Getting into more detail
Once you’ve finally stopped agonising and picked an area to focus on, decisions still need to be made: there’s quite a gap between “Manchester is the place for me!” and “Right, I’m off to look at properties!” Which part of Manchester? Where in that area? What type of property in that area? Those are questions you’ll want to answer to some extent before you go out shopping.
In every town or city I’ve researched, no matter how small, I’ve found a range of areas with different characteristics. Even if you pick somewhere relatively tiny like St Helens (with a population of just over 100,000), there will be parts that are cheaper and more expensive, more and less desirable, geared towards different types of tenants, and so on.
The process I use to better understand the range of opportunities within a town progresses from “embarrassingly vague” to “unbearably specific”.
I’ll usually start with something as basic as Googling a phrase like “areas in [town]”. Somewhere on the first page or two – beyond the Wikipedia and local council links (which can be useful in their own right) – there will normally be some kind of message board thread discussing the pros and cons of different parts of town.

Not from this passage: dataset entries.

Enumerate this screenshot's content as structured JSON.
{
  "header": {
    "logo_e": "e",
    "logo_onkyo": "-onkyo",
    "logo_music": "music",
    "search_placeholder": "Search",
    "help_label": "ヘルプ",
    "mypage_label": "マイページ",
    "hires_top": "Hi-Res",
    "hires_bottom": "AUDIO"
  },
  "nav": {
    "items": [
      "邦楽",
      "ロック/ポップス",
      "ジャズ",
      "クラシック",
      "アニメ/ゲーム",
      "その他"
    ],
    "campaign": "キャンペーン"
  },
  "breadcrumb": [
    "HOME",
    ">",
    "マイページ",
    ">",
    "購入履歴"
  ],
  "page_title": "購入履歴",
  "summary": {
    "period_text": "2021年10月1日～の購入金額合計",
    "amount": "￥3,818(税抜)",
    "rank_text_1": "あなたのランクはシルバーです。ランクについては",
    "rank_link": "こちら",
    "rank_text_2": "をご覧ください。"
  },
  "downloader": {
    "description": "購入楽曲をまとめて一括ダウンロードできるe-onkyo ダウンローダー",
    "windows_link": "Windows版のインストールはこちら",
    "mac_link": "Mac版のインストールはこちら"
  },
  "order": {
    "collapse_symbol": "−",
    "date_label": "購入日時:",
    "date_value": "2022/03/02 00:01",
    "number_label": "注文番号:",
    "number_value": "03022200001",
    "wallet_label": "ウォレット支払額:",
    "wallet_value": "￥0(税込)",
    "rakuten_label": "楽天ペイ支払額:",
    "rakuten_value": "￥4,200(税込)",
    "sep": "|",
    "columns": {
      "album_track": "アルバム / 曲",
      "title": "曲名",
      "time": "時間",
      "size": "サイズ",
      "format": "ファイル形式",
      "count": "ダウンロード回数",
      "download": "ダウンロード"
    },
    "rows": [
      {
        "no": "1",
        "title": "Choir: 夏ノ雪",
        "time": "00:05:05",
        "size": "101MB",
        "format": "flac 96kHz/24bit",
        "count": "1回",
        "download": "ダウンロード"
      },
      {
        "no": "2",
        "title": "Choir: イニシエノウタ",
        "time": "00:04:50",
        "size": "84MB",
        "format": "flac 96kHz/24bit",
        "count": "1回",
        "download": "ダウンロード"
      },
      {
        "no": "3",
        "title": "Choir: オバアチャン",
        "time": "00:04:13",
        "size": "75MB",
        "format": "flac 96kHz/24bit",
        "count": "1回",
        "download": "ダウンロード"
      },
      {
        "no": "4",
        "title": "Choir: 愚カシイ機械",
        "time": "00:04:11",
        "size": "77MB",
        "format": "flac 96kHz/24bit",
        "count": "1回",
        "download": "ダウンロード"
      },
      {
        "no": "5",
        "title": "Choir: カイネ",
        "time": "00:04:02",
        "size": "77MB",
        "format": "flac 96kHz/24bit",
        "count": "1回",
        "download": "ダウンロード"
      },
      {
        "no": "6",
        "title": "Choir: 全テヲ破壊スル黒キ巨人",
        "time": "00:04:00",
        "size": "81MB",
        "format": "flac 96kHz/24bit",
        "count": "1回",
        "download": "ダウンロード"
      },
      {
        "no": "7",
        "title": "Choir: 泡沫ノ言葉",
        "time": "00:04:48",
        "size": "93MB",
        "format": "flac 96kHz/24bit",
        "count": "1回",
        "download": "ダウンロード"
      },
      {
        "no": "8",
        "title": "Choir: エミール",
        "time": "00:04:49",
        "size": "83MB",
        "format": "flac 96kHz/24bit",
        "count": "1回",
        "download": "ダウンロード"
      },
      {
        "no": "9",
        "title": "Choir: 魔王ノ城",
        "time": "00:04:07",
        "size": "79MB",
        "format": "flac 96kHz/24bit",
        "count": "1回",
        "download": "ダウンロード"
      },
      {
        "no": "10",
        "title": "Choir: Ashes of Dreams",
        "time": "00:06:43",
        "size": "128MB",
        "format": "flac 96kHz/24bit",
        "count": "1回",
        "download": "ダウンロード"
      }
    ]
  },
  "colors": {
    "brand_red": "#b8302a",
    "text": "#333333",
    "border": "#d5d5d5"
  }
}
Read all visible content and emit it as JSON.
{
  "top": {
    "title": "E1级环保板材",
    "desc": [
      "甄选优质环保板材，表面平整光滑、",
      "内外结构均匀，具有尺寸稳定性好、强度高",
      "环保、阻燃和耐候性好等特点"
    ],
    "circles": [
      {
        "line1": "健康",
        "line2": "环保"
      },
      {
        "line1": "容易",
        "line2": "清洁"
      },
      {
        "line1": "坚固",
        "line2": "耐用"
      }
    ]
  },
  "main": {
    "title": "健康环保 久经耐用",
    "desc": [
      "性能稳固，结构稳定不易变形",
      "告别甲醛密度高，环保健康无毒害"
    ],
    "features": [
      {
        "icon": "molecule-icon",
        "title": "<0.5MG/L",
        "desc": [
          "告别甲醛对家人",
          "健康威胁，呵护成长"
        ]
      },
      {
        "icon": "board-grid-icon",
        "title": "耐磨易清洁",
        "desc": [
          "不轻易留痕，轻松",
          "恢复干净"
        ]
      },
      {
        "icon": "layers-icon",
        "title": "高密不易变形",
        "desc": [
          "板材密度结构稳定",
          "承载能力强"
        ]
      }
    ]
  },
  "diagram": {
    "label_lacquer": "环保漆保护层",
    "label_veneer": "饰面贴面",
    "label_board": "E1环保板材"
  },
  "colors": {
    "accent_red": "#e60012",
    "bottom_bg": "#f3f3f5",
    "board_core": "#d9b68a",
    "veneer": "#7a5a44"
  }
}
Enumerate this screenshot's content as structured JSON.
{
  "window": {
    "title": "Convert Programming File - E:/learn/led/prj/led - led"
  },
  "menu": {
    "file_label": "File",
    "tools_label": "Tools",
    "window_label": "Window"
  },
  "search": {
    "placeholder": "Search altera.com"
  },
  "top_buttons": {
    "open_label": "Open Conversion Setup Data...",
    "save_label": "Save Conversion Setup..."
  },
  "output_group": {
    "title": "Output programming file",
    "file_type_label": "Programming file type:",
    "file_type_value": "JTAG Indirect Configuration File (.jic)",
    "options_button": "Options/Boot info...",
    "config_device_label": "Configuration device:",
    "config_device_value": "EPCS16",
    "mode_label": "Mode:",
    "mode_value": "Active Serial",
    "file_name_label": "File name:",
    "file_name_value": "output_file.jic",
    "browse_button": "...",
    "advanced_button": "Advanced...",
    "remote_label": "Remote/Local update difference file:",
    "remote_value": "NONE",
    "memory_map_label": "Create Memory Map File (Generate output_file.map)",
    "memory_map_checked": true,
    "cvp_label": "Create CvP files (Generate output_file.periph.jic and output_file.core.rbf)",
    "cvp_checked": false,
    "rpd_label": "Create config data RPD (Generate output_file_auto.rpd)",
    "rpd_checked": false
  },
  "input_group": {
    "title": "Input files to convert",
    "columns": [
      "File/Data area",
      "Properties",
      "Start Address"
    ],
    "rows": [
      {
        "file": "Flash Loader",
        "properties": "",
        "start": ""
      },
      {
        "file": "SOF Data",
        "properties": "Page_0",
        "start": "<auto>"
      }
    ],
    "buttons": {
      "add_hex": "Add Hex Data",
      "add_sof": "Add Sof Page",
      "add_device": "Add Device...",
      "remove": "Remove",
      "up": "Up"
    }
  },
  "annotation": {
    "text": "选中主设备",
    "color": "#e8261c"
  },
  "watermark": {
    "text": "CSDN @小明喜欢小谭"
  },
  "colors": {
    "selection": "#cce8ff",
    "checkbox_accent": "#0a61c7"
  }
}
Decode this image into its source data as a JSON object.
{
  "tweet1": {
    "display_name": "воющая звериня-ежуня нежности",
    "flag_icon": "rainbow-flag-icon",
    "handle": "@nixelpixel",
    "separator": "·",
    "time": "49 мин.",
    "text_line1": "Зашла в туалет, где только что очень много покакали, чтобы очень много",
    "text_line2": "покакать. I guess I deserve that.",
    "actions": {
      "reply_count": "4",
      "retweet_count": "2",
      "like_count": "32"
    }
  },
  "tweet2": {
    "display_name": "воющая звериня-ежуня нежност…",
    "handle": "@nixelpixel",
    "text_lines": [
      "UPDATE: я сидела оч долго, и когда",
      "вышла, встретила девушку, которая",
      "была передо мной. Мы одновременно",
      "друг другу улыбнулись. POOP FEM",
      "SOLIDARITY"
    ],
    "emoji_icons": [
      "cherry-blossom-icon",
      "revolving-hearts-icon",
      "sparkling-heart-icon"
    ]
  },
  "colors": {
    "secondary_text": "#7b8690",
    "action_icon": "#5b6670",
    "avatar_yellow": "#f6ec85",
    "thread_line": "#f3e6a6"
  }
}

While any single post should be taken with a barrel of salt (and there are usually completely contradictory opinions of the same area within the same thread), over time you’ll start to see patterns emerge. Which are the areas (or postcodes) where people always say “avoid”? Which are recommended to people with young families? It sounds simplistic, but as you start learning about these different areas and looking them up on a map, you’ll start to develop a surprisingly accurate picture of the general geography of an area.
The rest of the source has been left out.